In McClellanville just across Jeremy Creek from the town boat landing is a small tidal creek named Otter Creek. On a recent kayak trip, I didn’t encounter any otter, but I did see nature at its best while paddling through this area now known as Mouzon’s Bluff.
I start my trek as I entered Otter Creek, only 10 feet wide at its mouth. Snails work their way up blades of marsh grass slowly cleaning them as they slide. Small minnows and shrimp jump and splash as I quietly wisp through the water. In the marsh grass near the shore, I catch a glimpse of a tail, of what I am sure is a good sized spot-tail bass, swoosh off into the cloudy depth below. I continue my journey as the creek widens to about 30 to 40 feet and bends to the right and then the left.
I curiously wonder if I might encounter an alligator, which prefer brackish water but will travel in the creeks on rare occasions. Bounded by marsh grass on both sides; palmettos, cedars, oaks, poplars and gums extend upward from the mainland and often jut out over the quiet waters of the creek.
The last of the honeysuckle blooms speckle the hilly eastern shore. As a child I once slid down this hill only to find myself face-to-face with a green snake, his head as big as my tightly clenched fist. Knowing that the snake wasn’t poisonous did little to ease my mind at the time, but as it was just as frightened by the experience as I, we both left each other as quick as we could react.
Paddling along further, I see a rope tied to a cedar tree marking where childhood friends and I used to try to cross (before the area had begun to be developed and there was a bridge) on homemade floating rafts. Tiny fiddler crabs burrow holes in the steep mud bank reminding me of the cliff-dwelling Anasazi Indians. The crabs retreat to their caves and then run back out raising their one over-sized claw in a threatening manner as I safely pass by.
The marsh grass thickens on both sides leaving only a path as wide as my kayak where I breeze through and continue. Under large overhanging trees and over craggy underwater branches of fallen ones, I pass in the shady filtered light of the creek.

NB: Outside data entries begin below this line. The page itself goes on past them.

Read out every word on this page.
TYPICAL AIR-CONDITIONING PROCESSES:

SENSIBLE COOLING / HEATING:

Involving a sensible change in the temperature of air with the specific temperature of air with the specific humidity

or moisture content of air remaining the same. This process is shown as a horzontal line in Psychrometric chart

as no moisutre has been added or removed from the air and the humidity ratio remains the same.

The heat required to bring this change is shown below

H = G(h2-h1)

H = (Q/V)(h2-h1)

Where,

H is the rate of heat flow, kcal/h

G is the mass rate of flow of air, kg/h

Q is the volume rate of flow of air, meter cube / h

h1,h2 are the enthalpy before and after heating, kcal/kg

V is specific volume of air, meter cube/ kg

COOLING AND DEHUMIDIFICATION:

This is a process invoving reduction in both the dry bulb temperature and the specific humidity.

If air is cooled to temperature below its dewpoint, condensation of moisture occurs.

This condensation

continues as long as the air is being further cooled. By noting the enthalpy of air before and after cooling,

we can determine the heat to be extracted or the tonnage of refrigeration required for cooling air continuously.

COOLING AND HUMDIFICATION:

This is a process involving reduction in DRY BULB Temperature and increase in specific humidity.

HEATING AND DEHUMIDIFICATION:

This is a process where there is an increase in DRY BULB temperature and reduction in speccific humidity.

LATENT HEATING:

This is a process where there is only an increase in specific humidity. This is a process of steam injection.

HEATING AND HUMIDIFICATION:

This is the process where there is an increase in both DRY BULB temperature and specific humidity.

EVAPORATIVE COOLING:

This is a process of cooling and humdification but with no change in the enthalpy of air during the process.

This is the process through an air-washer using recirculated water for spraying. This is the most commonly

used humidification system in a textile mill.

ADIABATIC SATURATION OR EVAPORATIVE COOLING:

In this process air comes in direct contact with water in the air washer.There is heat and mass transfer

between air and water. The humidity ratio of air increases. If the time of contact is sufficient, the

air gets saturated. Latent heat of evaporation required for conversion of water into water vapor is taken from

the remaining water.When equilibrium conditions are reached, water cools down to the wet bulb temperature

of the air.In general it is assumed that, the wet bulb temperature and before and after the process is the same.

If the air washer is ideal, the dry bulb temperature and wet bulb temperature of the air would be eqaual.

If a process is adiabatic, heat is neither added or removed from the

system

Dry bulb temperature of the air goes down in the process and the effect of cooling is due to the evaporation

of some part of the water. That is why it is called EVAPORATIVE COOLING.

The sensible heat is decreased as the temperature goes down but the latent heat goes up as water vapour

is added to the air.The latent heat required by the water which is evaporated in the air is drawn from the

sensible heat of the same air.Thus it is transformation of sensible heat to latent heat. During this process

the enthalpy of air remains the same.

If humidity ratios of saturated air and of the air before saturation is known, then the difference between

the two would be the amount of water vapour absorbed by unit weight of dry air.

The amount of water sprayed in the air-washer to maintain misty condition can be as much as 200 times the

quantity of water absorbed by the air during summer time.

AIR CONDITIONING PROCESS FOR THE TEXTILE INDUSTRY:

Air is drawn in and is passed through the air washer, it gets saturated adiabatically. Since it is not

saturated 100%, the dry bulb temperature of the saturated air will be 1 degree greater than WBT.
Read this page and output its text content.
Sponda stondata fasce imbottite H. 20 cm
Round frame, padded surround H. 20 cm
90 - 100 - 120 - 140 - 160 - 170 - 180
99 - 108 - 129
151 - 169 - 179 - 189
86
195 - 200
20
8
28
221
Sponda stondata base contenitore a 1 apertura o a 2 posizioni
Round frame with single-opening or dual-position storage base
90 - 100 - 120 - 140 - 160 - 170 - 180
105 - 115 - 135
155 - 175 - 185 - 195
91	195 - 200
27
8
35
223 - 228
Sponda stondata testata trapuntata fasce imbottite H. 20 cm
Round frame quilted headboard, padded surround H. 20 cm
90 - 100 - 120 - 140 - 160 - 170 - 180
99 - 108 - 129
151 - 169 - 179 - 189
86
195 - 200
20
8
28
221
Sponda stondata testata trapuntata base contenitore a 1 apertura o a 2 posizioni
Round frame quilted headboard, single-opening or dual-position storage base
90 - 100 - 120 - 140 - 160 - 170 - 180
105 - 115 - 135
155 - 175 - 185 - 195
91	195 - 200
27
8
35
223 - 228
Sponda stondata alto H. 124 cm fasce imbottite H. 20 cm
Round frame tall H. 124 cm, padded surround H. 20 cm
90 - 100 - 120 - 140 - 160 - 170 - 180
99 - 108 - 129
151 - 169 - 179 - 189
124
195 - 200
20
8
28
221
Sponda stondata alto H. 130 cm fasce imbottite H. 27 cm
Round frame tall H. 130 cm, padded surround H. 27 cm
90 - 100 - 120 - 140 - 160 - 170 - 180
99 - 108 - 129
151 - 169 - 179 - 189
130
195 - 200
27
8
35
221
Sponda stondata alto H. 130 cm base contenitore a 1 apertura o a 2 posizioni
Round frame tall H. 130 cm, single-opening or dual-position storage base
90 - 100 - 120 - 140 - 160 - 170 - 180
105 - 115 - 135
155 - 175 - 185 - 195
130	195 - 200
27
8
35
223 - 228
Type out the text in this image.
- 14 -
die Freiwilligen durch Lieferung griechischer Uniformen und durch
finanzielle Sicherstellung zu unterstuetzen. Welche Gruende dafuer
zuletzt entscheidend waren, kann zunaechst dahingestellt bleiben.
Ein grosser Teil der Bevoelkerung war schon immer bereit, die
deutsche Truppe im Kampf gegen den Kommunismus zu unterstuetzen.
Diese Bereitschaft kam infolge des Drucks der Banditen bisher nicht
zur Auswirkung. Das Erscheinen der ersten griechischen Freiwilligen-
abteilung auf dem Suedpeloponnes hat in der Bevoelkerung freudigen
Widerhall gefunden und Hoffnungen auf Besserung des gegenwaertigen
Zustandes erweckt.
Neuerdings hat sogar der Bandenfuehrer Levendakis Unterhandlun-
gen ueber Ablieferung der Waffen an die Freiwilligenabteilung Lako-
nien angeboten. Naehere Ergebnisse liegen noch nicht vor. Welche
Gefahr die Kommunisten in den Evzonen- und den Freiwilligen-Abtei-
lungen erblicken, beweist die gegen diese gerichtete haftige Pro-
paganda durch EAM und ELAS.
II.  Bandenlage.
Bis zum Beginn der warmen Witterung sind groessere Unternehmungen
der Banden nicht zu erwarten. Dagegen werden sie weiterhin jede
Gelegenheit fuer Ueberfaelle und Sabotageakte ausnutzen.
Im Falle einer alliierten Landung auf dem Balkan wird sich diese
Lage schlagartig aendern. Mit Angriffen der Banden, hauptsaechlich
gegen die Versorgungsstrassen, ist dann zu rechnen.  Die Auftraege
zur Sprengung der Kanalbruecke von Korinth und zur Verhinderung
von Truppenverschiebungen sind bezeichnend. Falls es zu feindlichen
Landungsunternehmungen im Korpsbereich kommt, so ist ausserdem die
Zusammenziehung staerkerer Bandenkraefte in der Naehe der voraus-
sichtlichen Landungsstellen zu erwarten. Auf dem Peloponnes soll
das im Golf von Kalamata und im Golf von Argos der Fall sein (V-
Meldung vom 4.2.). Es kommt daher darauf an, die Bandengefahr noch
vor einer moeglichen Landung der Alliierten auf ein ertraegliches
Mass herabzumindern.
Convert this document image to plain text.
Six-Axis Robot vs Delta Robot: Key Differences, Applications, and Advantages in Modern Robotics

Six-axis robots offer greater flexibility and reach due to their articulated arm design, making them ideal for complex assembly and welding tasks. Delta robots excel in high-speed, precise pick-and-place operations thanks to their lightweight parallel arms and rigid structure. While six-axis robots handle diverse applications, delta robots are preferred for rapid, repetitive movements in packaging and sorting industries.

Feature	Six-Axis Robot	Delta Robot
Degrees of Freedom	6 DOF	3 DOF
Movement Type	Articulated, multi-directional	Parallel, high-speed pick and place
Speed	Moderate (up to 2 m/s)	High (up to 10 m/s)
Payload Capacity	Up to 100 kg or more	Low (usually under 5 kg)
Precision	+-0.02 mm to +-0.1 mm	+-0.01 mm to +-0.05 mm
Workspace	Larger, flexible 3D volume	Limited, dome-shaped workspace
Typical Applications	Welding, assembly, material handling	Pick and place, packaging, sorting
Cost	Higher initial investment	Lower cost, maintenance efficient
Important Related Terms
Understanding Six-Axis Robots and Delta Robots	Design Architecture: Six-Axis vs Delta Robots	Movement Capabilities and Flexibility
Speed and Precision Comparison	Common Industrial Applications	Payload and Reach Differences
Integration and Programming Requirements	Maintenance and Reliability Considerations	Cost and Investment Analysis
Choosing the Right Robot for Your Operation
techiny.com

This is life undisturbed; an area that rarely sees a human being and is untouched by civilization except for a few pieces of trash that have floated up the creek. A chuck will’s widow proudly sings out it’s own name while a bobwhite calls back “toot-sweet-bob-white”. A kingfisher flutters back and forth over the creek as I disturb his evening hunt, and a green heron flaps up to a perch a safe distance away to wait for my departure.
My journey ends as the marsh grass claims the entire pass of the creek and I am forced to turn around. I slowly paddle back home, quietly observing nature at it’s best and reminiscing a childhood full of experiences with my best friend along this tranquil creek.